USC’s advanced program in orofacial pain endowed and named
The investment ensures Ostrow’s first named program, The Dr. Glenn T. Clark Orofacial Pain and Oral Medicine Program, continues educating the profession’s finest for years to come.
BY JOHN HOBBS MA ’14
USC’s advanced program in orofacial pain has been provided a significant financial endowment — ensuring its place at USC for years to come — thanks to a generous donation from Drs. Glenn T. Clark and Roseann Mulligan.
The substantial donation will provide long-term funding to Ostrow’s orofacial pain program, which, when it began, was the first of its kind in the nation — a factor that inspired this gift.
In recognition of their generosity, the advanced program in orofacial pain has been named, The Dr. Glenn T. Clark Orofacial Pain and Oral Medicine program.
“We, at Ostrow, are honored that Drs. Clark and Mulligan have chosen to invest in this program, which not only prepares some of the nation’s finest practitioners but also grants our DDS students educational benefits by seeing and learning about this important field,” Dean Avishai Sadan said.
“Because there are so few programs out there, each one is vital since they only produce a small number of highly trained practitioners in these disciplines,” said Clark, who is the assistant dean of distance education and the director of the orofacial pain program. “Moreover, these programs do not satisfy the demand that patients with various diseases, dysfunctions and disorders of the orofacial and oropharyngeal area have. Clearly, we need more trained practitioners in both disciplines.”
Leading the way
Orofacial pain and oral medicine practitioners treat more than 300 diseases of the mouth and face, including temporomandibular dysfunction, sleep apnea and orofacial pain.
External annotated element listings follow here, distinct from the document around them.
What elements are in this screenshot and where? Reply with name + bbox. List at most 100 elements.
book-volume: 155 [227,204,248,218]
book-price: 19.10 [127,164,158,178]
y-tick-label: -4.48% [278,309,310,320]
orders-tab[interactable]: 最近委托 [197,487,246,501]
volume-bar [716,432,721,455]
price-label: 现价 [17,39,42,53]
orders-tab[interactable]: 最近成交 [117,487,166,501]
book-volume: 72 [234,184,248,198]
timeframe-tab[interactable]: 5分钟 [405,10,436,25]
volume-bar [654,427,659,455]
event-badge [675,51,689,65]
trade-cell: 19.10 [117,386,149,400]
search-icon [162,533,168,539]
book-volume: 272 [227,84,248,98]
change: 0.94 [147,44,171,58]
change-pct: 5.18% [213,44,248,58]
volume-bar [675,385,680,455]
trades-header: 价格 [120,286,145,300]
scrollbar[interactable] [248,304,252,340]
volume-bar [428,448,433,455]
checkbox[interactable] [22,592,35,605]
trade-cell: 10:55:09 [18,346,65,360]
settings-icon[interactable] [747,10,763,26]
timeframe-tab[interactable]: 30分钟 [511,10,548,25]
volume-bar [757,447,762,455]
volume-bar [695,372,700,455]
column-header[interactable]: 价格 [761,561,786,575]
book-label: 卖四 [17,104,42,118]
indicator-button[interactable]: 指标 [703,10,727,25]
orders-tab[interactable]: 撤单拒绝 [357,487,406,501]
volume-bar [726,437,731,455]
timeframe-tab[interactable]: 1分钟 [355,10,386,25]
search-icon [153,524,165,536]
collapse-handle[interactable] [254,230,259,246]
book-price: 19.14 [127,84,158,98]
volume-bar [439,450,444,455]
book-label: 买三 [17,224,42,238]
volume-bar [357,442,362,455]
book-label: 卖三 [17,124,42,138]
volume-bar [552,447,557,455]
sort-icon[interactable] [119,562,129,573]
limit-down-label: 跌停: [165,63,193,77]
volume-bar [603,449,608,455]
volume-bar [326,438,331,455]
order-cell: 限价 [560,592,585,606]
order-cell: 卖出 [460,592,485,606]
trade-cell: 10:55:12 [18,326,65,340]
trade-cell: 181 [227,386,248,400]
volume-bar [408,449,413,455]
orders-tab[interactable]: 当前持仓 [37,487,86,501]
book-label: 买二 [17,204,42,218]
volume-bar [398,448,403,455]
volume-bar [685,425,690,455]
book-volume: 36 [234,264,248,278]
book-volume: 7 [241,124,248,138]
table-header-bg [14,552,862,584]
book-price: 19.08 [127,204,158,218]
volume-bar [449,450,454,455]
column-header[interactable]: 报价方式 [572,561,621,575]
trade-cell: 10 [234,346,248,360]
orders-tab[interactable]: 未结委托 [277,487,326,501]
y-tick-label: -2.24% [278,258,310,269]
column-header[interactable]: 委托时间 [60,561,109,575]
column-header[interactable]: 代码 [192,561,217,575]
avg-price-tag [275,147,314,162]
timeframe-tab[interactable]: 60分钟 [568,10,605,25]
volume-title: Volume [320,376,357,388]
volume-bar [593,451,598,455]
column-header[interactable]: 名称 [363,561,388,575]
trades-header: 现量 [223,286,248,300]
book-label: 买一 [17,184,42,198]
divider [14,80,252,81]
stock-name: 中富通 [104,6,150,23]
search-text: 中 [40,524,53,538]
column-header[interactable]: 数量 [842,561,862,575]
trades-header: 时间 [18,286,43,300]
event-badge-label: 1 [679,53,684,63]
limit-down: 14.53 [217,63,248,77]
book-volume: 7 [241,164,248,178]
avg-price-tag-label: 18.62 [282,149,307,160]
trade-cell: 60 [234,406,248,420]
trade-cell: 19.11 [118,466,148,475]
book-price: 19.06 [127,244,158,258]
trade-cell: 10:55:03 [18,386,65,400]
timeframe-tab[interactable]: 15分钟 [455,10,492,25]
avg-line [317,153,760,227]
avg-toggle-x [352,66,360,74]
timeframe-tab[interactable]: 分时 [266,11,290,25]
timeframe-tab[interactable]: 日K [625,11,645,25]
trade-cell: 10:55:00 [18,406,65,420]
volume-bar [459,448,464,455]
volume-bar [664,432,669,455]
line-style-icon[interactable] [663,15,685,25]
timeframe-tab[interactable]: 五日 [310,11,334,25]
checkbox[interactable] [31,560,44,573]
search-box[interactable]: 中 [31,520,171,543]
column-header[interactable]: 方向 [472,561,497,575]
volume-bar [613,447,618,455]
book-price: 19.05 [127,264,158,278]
Ostrow established its orofacial pain and oral medicine program in 2004. Since then, it has educated nearly 40 practitioners.
In 2012, Clark expanded the program’s reach even further, launching a visionary hybrid online/on-campus version of the master’s degree and certificate programs in orofacial pain and oral medicine.
The hybrid online/on-campus program uses a combination of weekly live webinar sessions with faculty and other residents, video lectures, quizzes and intensive on-campus boot camps to solidify all the learning that has taken place in cyber space.
“What we’re doing is changing the face of graduate education in dentistry,” Clark said in a 2016 TroDent article. “Traditionally, you had to quit your dental practice to get training. Now you can continue your career, work hard, get advanced training and change the direction of your practice and the mix of patients you see.”
Since their inception, the hybrid master’s degree and certificate programs in orofacial pain and oral medicine have graduated more than 100 highly skilled practitioners.
Pioneering online education
Clark was a biochemistry major at California State University at San Jose, before going on to complete his doctor of dental surgery education at UCLA. He then earned a master’s degree in dental research from the University of Rochester and finished a two-year general practice residency at Eastman Dental Center.
In 2003, he joined Ostrow’s faculty, determined to start the orofacial pain and oral medicine program. In the intervening years, he has not only successfully implemented that advanced program, he also started Ostrow’s distance education enterprise, which currently offers master’s degrees and certificate programs — in orofacial pain and oral medicine, pain medicine (collaborating with Keck School of Medicine of USC), geriatric dentistry and in community oral health. There is also a certificate program in oral pathology and radiology.
Clark is a Diplomate of the American Board of Orofacial Pain and a Fellow of both the American Academy of Orofacial Pain and the American Academy of Oral Medicine. In 2006, Clark was honored with a Lifetime Achievement Award from the American Academy of Orofacial Pain.
Not their first investment in USC
Mulligan earned her bachelor’s degree from Arizona State before going on to pursue her doctor of dental surgery degree from UCLA. Afterward, she furthered her education by earning a master’s degree in gerontology from USC and completing a general practice residency at Rancho Los Amigos Hospital.
Mulligan joined the USC dental school in 1982 as an assistant professor. Today, she is the associate dean for community health programs and hospital affairs and the Charles M. Goldstein Professor of Community Dentistry, overseeing all of the efforts of Ostrow’s Community Oral Health Programs.
Mulligan is a Diplomate of the American Board of Special Care Dentistry. She also sits on the Ostrow Board of Councilors and was recently named the 2020 recipient of the Geis Award for Achievement for Dental Educators for her longtime contributions to dental education.
This is not the first gift that Clark and Mulligan have bestowed on Ostrow. In 2015, on its 30th anniversary, Ostrow’s Special Patients Clinic was endowed and named the Dr. Roseann Mulligan Special Patients Clinic, ensuring its continued operation long into the future.